By Geoffrey Smith
Investing.com -- Coinbase (NASDAQ:COIN) is admitting defeat in Japan.
The digital currency exchange company said on Wednesday it's pulling out of Japan, the latest stage of a deep retrenchment following the collapse of crypto values last year.
The company, which announced plans to cut another 20% of its staff earlier this month, said it will conduct a "complete review of our business in the country."

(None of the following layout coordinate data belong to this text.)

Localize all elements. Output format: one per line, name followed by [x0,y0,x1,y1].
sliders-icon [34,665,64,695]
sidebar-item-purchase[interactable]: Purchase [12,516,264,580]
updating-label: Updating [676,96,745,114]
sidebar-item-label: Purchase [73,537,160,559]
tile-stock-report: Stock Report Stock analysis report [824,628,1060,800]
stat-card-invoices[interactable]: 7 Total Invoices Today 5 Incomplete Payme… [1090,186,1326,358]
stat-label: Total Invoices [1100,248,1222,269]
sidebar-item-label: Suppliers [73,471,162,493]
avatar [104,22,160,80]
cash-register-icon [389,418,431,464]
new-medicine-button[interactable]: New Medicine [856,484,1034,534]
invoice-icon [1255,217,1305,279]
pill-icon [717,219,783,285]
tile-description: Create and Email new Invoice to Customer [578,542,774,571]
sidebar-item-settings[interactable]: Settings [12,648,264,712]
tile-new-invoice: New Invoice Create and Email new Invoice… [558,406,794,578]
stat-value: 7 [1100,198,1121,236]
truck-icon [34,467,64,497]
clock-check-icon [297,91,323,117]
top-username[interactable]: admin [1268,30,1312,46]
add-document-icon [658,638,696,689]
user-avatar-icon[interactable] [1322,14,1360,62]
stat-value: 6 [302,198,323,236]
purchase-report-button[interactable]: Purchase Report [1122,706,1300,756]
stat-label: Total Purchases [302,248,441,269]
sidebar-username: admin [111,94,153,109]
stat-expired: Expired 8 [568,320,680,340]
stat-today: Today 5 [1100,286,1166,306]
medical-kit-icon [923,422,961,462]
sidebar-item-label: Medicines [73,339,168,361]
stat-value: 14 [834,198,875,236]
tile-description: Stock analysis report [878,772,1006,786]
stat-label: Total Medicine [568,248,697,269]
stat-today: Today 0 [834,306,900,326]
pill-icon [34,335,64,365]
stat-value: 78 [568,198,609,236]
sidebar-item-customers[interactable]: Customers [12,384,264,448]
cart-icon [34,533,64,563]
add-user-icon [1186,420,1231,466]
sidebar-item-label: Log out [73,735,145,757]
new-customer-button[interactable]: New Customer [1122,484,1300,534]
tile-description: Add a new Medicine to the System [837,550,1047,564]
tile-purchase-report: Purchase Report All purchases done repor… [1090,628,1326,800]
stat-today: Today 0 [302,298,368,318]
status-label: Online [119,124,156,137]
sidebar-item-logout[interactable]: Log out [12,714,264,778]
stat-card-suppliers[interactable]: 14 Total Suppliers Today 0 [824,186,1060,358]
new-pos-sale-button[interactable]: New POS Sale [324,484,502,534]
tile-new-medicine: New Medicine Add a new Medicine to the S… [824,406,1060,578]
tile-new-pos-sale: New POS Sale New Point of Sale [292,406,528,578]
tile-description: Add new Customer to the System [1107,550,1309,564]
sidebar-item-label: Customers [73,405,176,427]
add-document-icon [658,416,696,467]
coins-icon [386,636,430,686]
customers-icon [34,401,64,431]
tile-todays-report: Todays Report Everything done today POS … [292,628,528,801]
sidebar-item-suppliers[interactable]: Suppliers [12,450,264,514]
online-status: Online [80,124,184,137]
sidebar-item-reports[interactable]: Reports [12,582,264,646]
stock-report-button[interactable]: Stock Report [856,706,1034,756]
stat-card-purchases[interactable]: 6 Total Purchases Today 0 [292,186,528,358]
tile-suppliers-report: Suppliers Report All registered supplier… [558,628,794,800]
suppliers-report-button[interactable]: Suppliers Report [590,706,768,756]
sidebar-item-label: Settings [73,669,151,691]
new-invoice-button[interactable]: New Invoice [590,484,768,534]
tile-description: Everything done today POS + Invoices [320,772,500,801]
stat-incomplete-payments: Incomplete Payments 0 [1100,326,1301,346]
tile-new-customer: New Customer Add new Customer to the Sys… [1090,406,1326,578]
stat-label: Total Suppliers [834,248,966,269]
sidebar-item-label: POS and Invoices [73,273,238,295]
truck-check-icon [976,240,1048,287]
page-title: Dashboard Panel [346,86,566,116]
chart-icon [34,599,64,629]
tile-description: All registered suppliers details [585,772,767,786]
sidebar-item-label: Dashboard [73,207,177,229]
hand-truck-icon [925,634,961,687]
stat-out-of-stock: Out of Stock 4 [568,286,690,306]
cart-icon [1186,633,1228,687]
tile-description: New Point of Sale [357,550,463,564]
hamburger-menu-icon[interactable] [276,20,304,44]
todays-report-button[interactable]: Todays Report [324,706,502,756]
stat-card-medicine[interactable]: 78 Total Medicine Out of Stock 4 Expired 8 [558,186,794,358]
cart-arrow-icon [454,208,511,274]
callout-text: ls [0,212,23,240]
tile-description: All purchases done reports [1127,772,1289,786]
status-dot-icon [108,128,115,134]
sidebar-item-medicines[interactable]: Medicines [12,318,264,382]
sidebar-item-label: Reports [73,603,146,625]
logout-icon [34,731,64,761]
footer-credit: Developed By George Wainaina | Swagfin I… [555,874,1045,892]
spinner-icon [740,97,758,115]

In announcing the job cuts last week, chief executive Brian Armstrong had said that the company will be shutting down several projects where it sees "a lower probability of success."
Crypto adoption in Japan has been sluggish, relative to the size of its overall economy, not least due to early action by financial regulators to limit what exchanges can do. Coinbase rival Kraken had said at the end of December that it too will cease operations in the country this month.
Customers will have until February 16 to withdraw their holdings of both crypto and fiat currencies from the exchange. Any holdings that remain with it after that date will be converted into Japanese yen and the money will be sent to a Guaranty Account at the Legal Affairs Bureau, in line with local law.
The news comes as Bitcoin and other digital currencies stage something of a mini-revival, amid tentative hopes that the worst is over. Recent signs that the Federal Reserve is slowing the pace of its interest rate hikes and hopes that it may yet reverse course this year have supported cryptocurrencies along with other risk assets. Coinbase stock rose over 8% on Tuesday as Bitcoin rose to top $22,000 for the first time in two months.
However, huge uncertainties still hang over the industry, notably in the shape of the Securities and Exchanges Commission's charges against Gemini and Genesis, and in the Department of Justice's ongoing investigation into the world's largest crypto exchange, Binance.